The main reason students and their parents have incurred high debt is the precipitous decline in state funding for higher education over the past 30 years. Forty-seven states spend less on college students now than they did in 2008, with the average state spending 23 percent less.
Coupled with that decline was the laudable goal of making sure most young people could attend college, and the decline of the sorts of manufacturing and unionized industry jobs that had formerly employed many kids without college degrees.
To compete for students and their federal loan money, colleges and universities built ever-grander campuses with more bells-and-whistles and hired more administrators at higher salaries. University presidents are paid on par with the CEOs of successful businesses.
Schools used their posh surroundings and administrative skills to justify consistent tuition increases.
“Since 1980, inflation-adjusted tuition at public universities has tripled; at private universities it has more than doubled,” Benjamin Ginsberg, a political science professor at Johns Hopkins University, wrote in Washington Monthly in 2011. “Between 1975 and 2005, total spending by American higher educational institutions, stated in constant dollars, tripled, to more than $325 billion per year.”
All along, lenders have continued to hand out money to students, safe in the knowledge that all loans are guaranteed by the government.
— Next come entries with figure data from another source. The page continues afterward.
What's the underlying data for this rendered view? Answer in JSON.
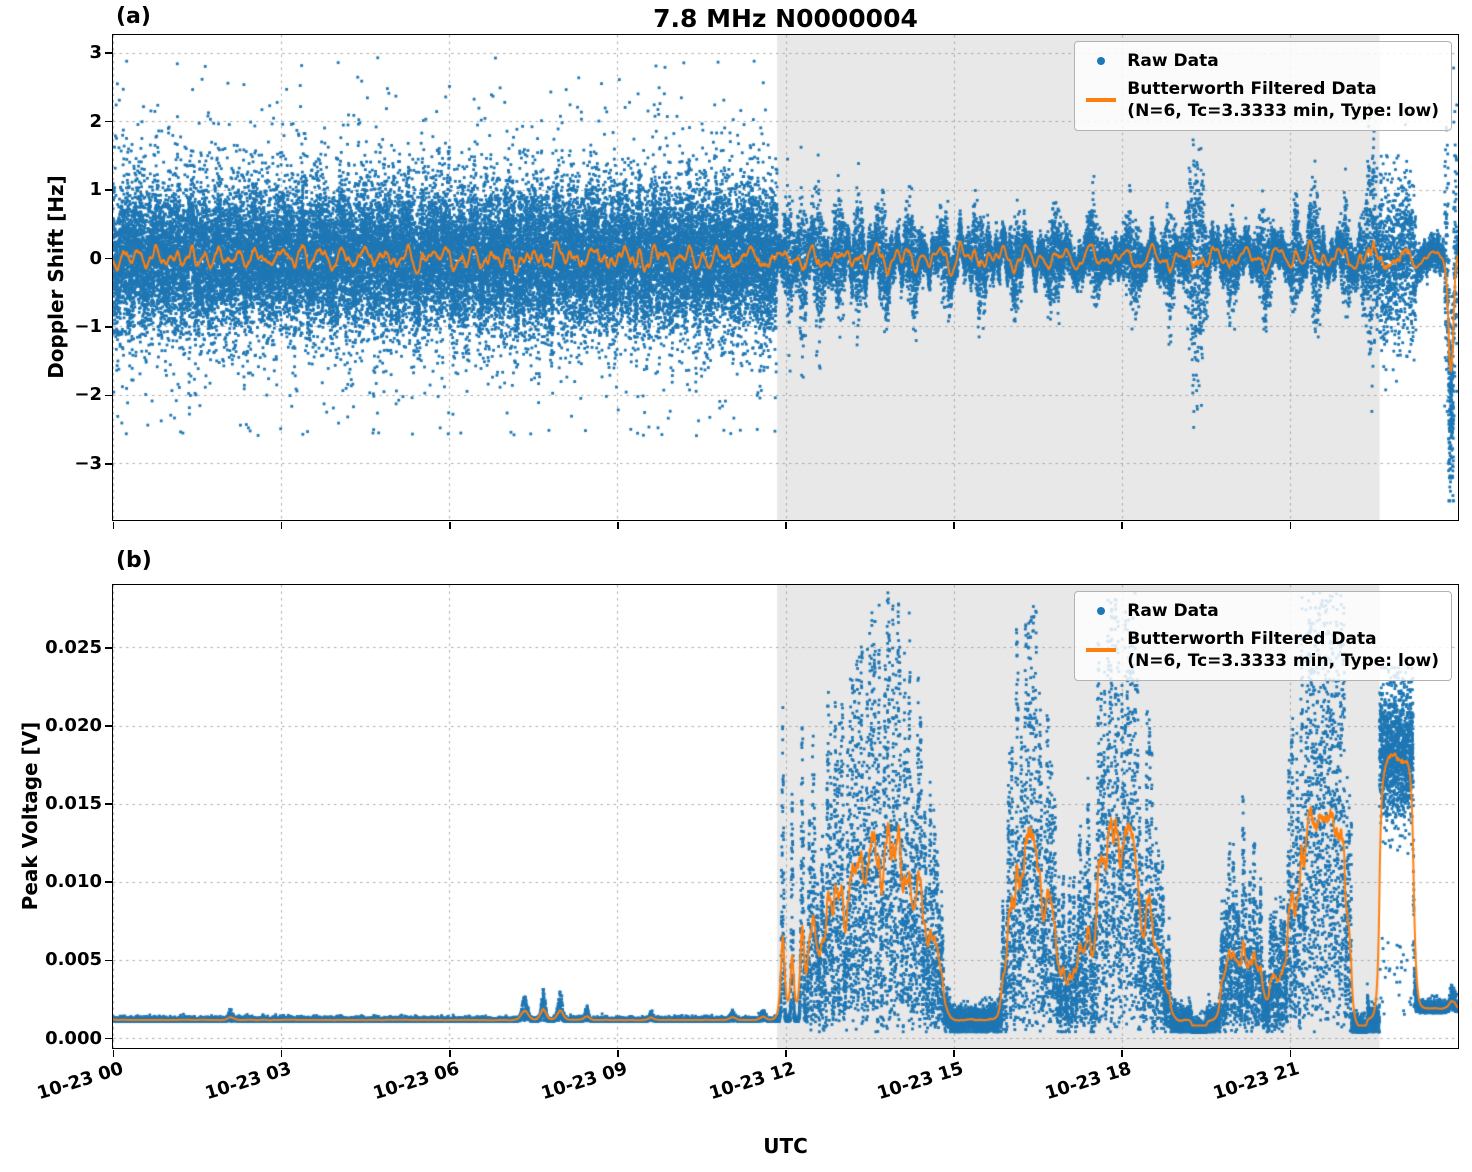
{
  "figure": {
    "title": "7.8 MHz N0000004",
    "xlabel": "UTC"
  },
  "colors": {
    "raw": "#1f77b4",
    "filtered": "#ff7f0e",
    "shade": "#e8e8e8",
    "grid": "#9a9a9a",
    "axis": "#000000",
    "legend_border": "#b3b3b3"
  },
  "x_axis": {
    "label": "UTC",
    "range_hours": [
      0,
      24
    ],
    "tick_hours": [
      0,
      3,
      6,
      9,
      12,
      15,
      18,
      21
    ],
    "tick_labels": [
      "10-23 00",
      "10-23 03",
      "10-23 06",
      "10-23 09",
      "10-23 12",
      "10-23 15",
      "10-23 18",
      "10-23 21"
    ],
    "shaded_region_hours": [
      11.85,
      22.6
    ]
  },
  "chart_data": [
    {
      "type": "scatter",
      "panel_label": "(a)",
      "title": "7.8 MHz N0000004",
      "ylabel": "Doppler Shift [Hz]",
      "ylim": [
        -3.83,
        3.26
      ],
      "ytick_values": [
        -3,
        -2,
        -1,
        0,
        1,
        2,
        3
      ],
      "ytick_labels": [
        "−3",
        "−2",
        "−1",
        "0",
        "1",
        "2",
        "3"
      ],
      "grid": true,
      "legend_position": "upper right",
      "series": [
        {
          "name": "Raw Data",
          "type": "scatter",
          "color": "#1f77b4"
        },
        {
          "name": "Butterworth Filtered Data (N=6, Tc=3.3333 min, Type: low)",
          "type": "line",
          "color": "#ff7f0e"
        }
      ],
      "legend": {
        "items": [
          {
            "marker": "dot",
            "label": "Raw Data"
          },
          {
            "marker": "line",
            "label": "Butterworth Filtered Data",
            "label2": "(N=6, Tc=3.3333 min, Type: low)"
          }
        ]
      },
      "series_model": {
        "seed": 1337,
        "slow_mean_amp": 0.14,
        "phase_noisy": {
          "t": [
            0,
            11.85
          ],
          "points": 30000,
          "sigma_core": 0.48,
          "sigma_tail": 0.95,
          "tail_frac": 0.15,
          "clip": [
            -2.6,
            2.95
          ]
        },
        "phase_quiet": {
          "t": [
            11.85,
            24
          ],
          "points": 16000,
          "sigma_base": 0.12
        },
        "bursts": [
          {
            "c": 12.05,
            "w": 0.05,
            "s": 0.45
          },
          {
            "c": 12.3,
            "w": 0.05,
            "s": 0.55
          },
          {
            "c": 12.6,
            "w": 0.07,
            "s": 0.45
          },
          {
            "c": 12.95,
            "w": 0.06,
            "s": 0.4
          },
          {
            "c": 13.3,
            "w": 0.06,
            "s": 0.35
          },
          {
            "c": 13.75,
            "w": 0.08,
            "s": 0.3
          },
          {
            "c": 14.25,
            "w": 0.09,
            "s": 0.28
          },
          {
            "c": 14.85,
            "w": 0.07,
            "s": 0.22
          },
          {
            "c": 15.45,
            "w": 0.09,
            "s": 0.26
          },
          {
            "c": 16.1,
            "w": 0.07,
            "s": 0.22
          },
          {
            "c": 16.8,
            "w": 0.09,
            "s": 0.26
          },
          {
            "c": 17.5,
            "w": 0.07,
            "s": 0.22
          },
          {
            "c": 18.2,
            "w": 0.09,
            "s": 0.23
          },
          {
            "c": 18.85,
            "w": 0.05,
            "s": 0.3
          },
          {
            "c": 19.33,
            "w": 0.1,
            "s": 0.85
          },
          {
            "c": 19.95,
            "w": 0.07,
            "s": 0.25
          },
          {
            "c": 20.55,
            "w": 0.07,
            "s": 0.3
          },
          {
            "c": 21.1,
            "w": 0.05,
            "s": 0.35
          },
          {
            "c": 21.45,
            "w": 0.06,
            "s": 0.45
          },
          {
            "c": 22.0,
            "w": 0.05,
            "s": 0.3
          },
          {
            "c": 22.45,
            "w": 0.09,
            "s": 0.7
          }
        ],
        "flat_bursts": [
          {
            "t": [
              22.6,
              23.25
            ],
            "sigma": 0.42
          }
        ],
        "neg_spike": {
          "t": [
            23.83,
            23.92
          ],
          "mean": -2.0,
          "sigma": 0.75,
          "clip_min": -3.55
        },
        "end_burst": {
          "t": [
            23.76,
            23.98
          ],
          "sigma": 0.85
        },
        "filter_tau_hours": 0.03,
        "line_min": -99
      }
    },
    {
      "type": "scatter",
      "panel_label": "(b)",
      "ylabel": "Peak Voltage [V]",
      "ylim": [
        -0.00064,
        0.029
      ],
      "ytick_values": [
        0,
        0.005,
        0.01,
        0.015,
        0.02,
        0.025
      ],
      "ytick_labels": [
        "0.000",
        "0.005",
        "0.010",
        "0.015",
        "0.020",
        "0.025"
      ],
      "grid": true,
      "legend_position": "upper right",
      "series": [
        {
          "name": "Raw Data",
          "type": "scatter",
          "color": "#1f77b4"
        },
        {
          "name": "Butterworth Filtered Data (N=6, Tc=3.3333 min, Type: low)",
          "type": "line",
          "color": "#ff7f0e"
        }
      ],
      "legend": {
        "items": [
          {
            "marker": "dot",
            "label": "Raw Data"
          },
          {
            "marker": "line",
            "label": "Butterworth Filtered Data",
            "label2": "(N=6, Tc=3.3333 min, Type: low)"
          }
        ]
      },
      "series_model": {
        "seed": 20241,
        "baseline": 0.00105,
        "baseline_noise": 0.00013,
        "phase_calm": {
          "t": [
            0,
            11.88
          ],
          "points": 8500
        },
        "calm_bumps": [
          {
            "c": 2.1,
            "w": 0.03,
            "a": 0.0008
          },
          {
            "c": 7.35,
            "w": 0.05,
            "a": 0.0016
          },
          {
            "c": 7.68,
            "w": 0.035,
            "a": 0.0021
          },
          {
            "c": 7.98,
            "w": 0.04,
            "a": 0.0018
          },
          {
            "c": 8.45,
            "w": 0.03,
            "a": 0.001
          },
          {
            "c": 9.6,
            "w": 0.025,
            "a": 0.0006
          },
          {
            "c": 11.05,
            "w": 0.04,
            "a": 0.0006
          },
          {
            "c": 11.6,
            "w": 0.04,
            "a": 0.0007
          }
        ],
        "onset_spikes": [
          {
            "c": 11.95,
            "w": 0.018,
            "a": 0.0205
          },
          {
            "c": 12.12,
            "w": 0.015,
            "a": 0.0155
          },
          {
            "c": 12.3,
            "w": 0.02,
            "a": 0.0215
          }
        ],
        "onset_end": 12.38,
        "phase_active": {
          "t": [
            11.88,
            22.6
          ],
          "points": 14000,
          "env_base": 0.0125,
          "env_var": 0.0085,
          "env_min": 0.0015,
          "env_max": 0.0282,
          "floor": 0.0007
        },
        "dips": [
          {
            "t": [
              19.25,
              19.52
            ]
          },
          {
            "t": [
              22.1,
              22.38
            ]
          }
        ],
        "dip_factor": 0.07,
        "phase_block": {
          "t": [
            22.6,
            23.2
          ],
          "points": 1300,
          "mean": 0.0183,
          "sigma": 0.0022,
          "clip": [
            0.0115,
            0.0237
          ]
        },
        "phase_tail": {
          "t": [
            23.2,
            24
          ],
          "points": 1000,
          "base": 0.0016,
          "noise": 0.00035
        },
        "tail_end_bump": {
          "c": 23.9,
          "w": 0.05,
          "a": 0.0013
        },
        "filter_tau_hours": 0.035,
        "line_min": 0.0008
      }
    }
  ]
}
Federal aid (inflation adjusted) increased more than 500 percent between 1973 and 2012.
It’s unconscionable, and yet it’s been continuing for decades.
Borrowers have little chance to adjust their loans. Even bankruptcy is not an option because student loans can’t be discharged. The Department of Education offers an Income-Based Repayment plan for borrowers who are having “partial financial hardship.” Designed to reduce monthly payments to make loan debt more manageable, the enrollment process is so complicated that borrowers often throw up their hands in despair.
So let’s credit Ms. Warren with dragging the issue back to the front burner. Take the good things her legislation includes (like allowing borrowers to refinance at lower interest rates) and match it up with a plan like what is being offered in the state of Oregon.
Nearly a year ago, the legislature there adopted a flat-tax loan plan for graduates of in-state public universities. Kids go to school for free and repay 3 percent of their annual earnings for 25 years after they graduate. Payback for community college grads is 1.5 percent, and students who attend school for less time pay a pro-rated fee.
Part of the beauty of the Oregon plan is that students are not required to pay tuition upfront so there are no traditional loans. No one is making money off a kid’s desperate effort to get an education.
How radical — educating students and not forcing them to make deals with the debt devil.
Oregon shouldn’t occupy this territory alone. It won’t solve the student loan crisis, unless the feds see fit to try something along the same lines, but it would be a great help to students, their parents and the economy.